Department of Mechanics: Seminar: Schwarz and Felsch 2023: Difference between revisions

9 May 2023, 15:00-16:00 CET, Room B-366 @ Thákurova 7, 166 29 Prague 6

Mechanical metamaterials switch auxeticity during compression

David Schwarz (Cluster of Excellence livMatS @ FIT – Freiburg Center for Interactive Materials and Bioinspired Technologies, University of Freiburg, Georges-Köhler-Allee 105, D-79110 Freiburg, Germany)

E-mail: david.schwarz@livmats.uni-freiburg.de

Abstract

Auxetic metamaterials exhibit a fascinating trait under mechanical load. While conventional materials expand, auxetics shrink laterally during compression. Such behavior associated with negative Poisson’s ratio is achieved thanks to the rational geometrical and topological organization of the metamaterial and can therefore be tuned depending on a specific application. Traditional auxetic metamaterials continuously shrink in all directions with an increase in compressive load. Here we propose to analyze the sinusoidal lattice capable of both shrinking and expanding amid mechanical loading, depending on the applied force value. The geometrical change from straight connections (e.g., as in reentrant lattices) to curvy beams (sinusoidal lattice) results in a strain and load-dependent sign of the Poisson’s ratio. Meaning, under compression, negative transverse strain occurs only before the point of self-contact in the metamaterial. Thereafter the observed Poisson’s ratio is positive, thus creating a toggle point for the metamaterial auxeticity. The unit cell geometry determines the critical compressive strain for such a switch. Here we use finite element simulations to characterize this not yet studied phenomenon. We perform mechanical testing on additively manufactured specimens to back numerical predictions. Ultimately, this observed phenomenon can be harnessed in the design of mechanical switches or as an if-then condition for minimum exerted compressive force. With the developed framework, similar metamaterials can be designed with their mechanical behavior tailored to novel use cases.

Generative design of curved beam metamaterials

Gerrit Felsch (Cluster of Excellence livMatS @ FIT – Freiburg Center for Interactive Materials and Bioinspired Technologies, University of Freiburg, Georges-Köhler-Allee 105, D-79110 Freiburg, Germany)

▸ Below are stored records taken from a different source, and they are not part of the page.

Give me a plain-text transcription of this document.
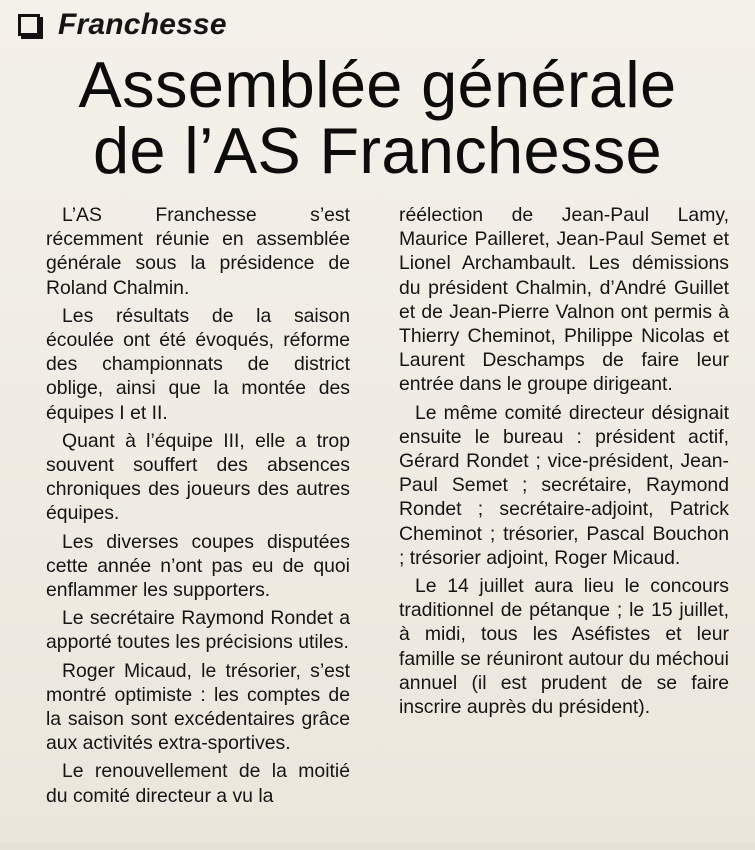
Franchesse
Assemblée générale
de l’AS Franchesse

L’AS Franchesse s’est récemment réunie en assemblée générale sous la présidence de Roland Chalmin.

Les résultats de la saison écoulée ont été évoqués, réforme des championnats de district oblige, ainsi que la montée des équipes I et II.

Quant à l’équipe III, elle a trop souvent souffert des absences chroniques des joueurs des autres équipes.

Les diverses coupes disputées cette année n’ont pas eu de quoi enflammer les supporters.

Le secrétaire Raymond Rondet a apporté toutes les précisions utiles.

Roger Micaud, le trésorier, s’est montré optimiste : les comptes de la saison sont excédentaires grâce aux activités extra-sportives.

Le renouvellement de la moitié du comité directeur a vu la

réélection de Jean-Paul Lamy, Maurice Pailleret, Jean-Paul Semet et Lionel Archambault. Les démissions du président Chalmin, d’André Guillet et de Jean-Pierre Valnon ont permis à Thierry Cheminot, Philippe Nicolas et Laurent Deschamps de faire leur entrée dans le groupe dirigeant.

Le même comité directeur désignait ensuite le bureau : président actif, Gérard Rondet ; vice-président, Jean-Paul Semet ; secrétaire, Raymond Rondet ; secrétaire-adjoint, Patrick Cheminot ; trésorier, Pascal Bouchon ; trésorier adjoint, Roger Micaud.

Le 14 juillet aura lieu le concours traditionnel de pétanque ; le 15 juillet, à midi, tous les Aséfistes et leur famille se réuniront autour du méchoui annuel (il est prudent de se faire inscrire auprès du président).
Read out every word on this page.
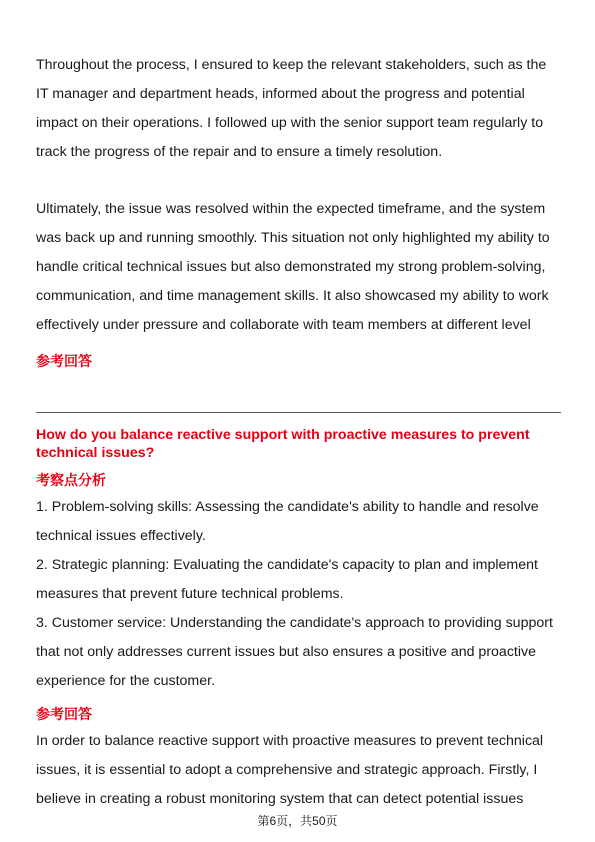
Throughout the process, I ensured to keep the relevant stakeholders, such as the IT manager and department heads, informed about the progress and potential impact on their operations. I followed up with the senior support team regularly to track the progress of the repair and to ensure a timely resolution.

Ultimately, the issue was resolved within the expected timeframe, and the system was back up and running smoothly. This situation not only highlighted my ability to handle critical technical issues but also demonstrated my strong problem-solving, communication, and time management skills. It also showcased my ability to work effectively under pressure and collaborate with team members at different level

参考回答

How do you balance reactive support with proactive measures to prevent technical issues?

考察点分析

1. Problem-solving skills: Assessing the candidate's ability to handle and resolve technical issues effectively.

2. Strategic planning: Evaluating the candidate's capacity to plan and implement measures that prevent future technical problems.

3. Customer service: Understanding the candidate's approach to providing support that not only addresses current issues but also ensures a positive and proactive experience for the customer.

参考回答

In order to balance reactive support with proactive measures to prevent technical issues, it is essential to adopt a comprehensive and strategic approach. Firstly, I believe in creating a robust monitoring system that can detect potential issues

第6页，共50页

E-mail: gerrit.felsch@livmats.uni-freiburg.de

Abstract

Materials whose properties are determined by their internal architecture in addition to composition — so-called metamaterials — have emerged as a growing field of study over the past decades [1]. These materials are usually assembled from periodically arranged unit cells. While the mechanical properties of these materials can be predicted though finite element simulations, many applications also require to identify architectures with specific target properties [2]. To solve this inverse problem, we introduce a deep-learning framework for generating metamaterials with desired properties. By supplying the generative model with a guide structure in addition to the target properties, we are not only able to generate a large number of alternative architectures with the same properties, but also to express preference for a specific shape. To demonstrate the capabilities of this approach we applied it to generate unit cells for a new class of reentrant-hexagonal metamaterials based on curved beams. Reentrant-hexagonal metamaterials are well known to be able to exhibit a wide range of different material properties based on their architecture. This includes properties tied to unusual behavior such as a negative Poisson’s ratio [3], which can be tuned by adjusting the angles between beams. However, changing the angles also influences the overall dimensions of the unit cells. By replacing straight beams with curved ones, it is possible to control the Poisson’s ratio of reentrant-hexagonal metamaterials without affecting the overall dimensions. We show that our deep-learning framework is able to accurately generate unit cells fitting specific properties for curved beam metamaterials.

References

[1] K. Bertoldi, V. Vitelli, J. Christensen, and M. van Hecke, “Flexible mechanical metamaterials”, Nature Reviews Materials, vol. 2, p. 17066, 2017.

[2] J. U. Surjadi, L. Gao, H. Du, X. Li, X. Xiong, N. X. Fang, and Y. Lu, “Mechanical metamaterials and their engineering applications, ”Advanced Engineering Materials, vol. 21, no. 3, p. 1800864, 2019.

[3] L. J. Gibson and M. F. Ashby. Cellular solids: Structure & properties. Pergamon Press, 1988.

Acknowledgements: This activity was supported by the Ministry of Education, Youth, and Sports, program Operational Programme Research, Development, and Education, Project OPVVV CAAS CZ.02.1.01/0.0/0.0/16_019/0000778.